In the August edition of the Rational Edge, Laurance Balmelli gives an introduction to the basic purpose and value of Systems Modeling Language (SysML), a proposed extention to the Unified Model Language (UML). An interesting article where he uses a simple system (Rain Sensing Wiper in a car) to explain some basic concepts about requirements modeling with SysML.
Reading through it I noticed that although it is a simple system to regard, it still requires a decent model to describe it. I was wondering how this would be for complex, real-time systems like cars, airplanes, shpace shuttles or medical imaging equipment. Those systems are so extensive and so complicated, that the requirements model will probably at least as difficult to comprehend as the system that is being modeled. But the purpose of the model is to make the system’s functionality (and non-functional aspects) easier to understand that just using your (expert) vision based on years of experience with developing those kind of things.

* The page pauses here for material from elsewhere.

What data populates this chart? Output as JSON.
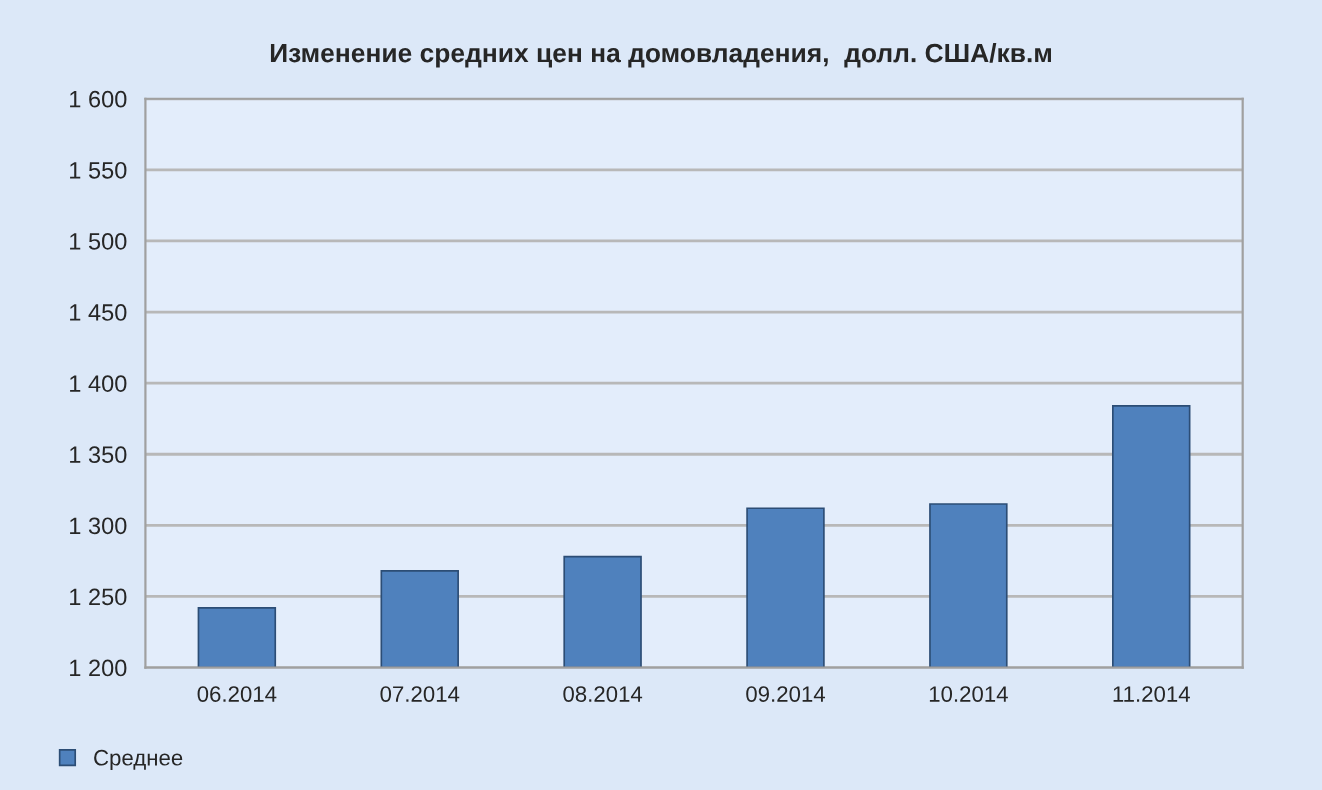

If modeling the monster is about as difficult as comprehending the system without the model, then why bother? In practice, you do often see that modelling is only used to get an initial vision of functionality and architecture because no one has enough experience to build an intuition. But after several years of developing release after release, the models start to get out-of-sync with the implementation and the documentation. I see it all the time that first models are neglected and the modelling tools are degraded to drawing tools.
Does this means that the modeling languages (like SysML) serve no purpose for those large and complex systems? I think they do partially. As long as these modeling languages (even when they are visual languages) are general and very abstract, engineers with a lot of experience and with a specific and concrete mental picture of the system will probably outperform the modeling language. But once those modeling language are more dedicated to the application area, either by design or by heuristics that allow the language to adapt to the application area, I think those languages may become a more practical tool for extreme complex systems. It’s a matter of being able to trust the models to be more reliable than the mental pictures of the engineers.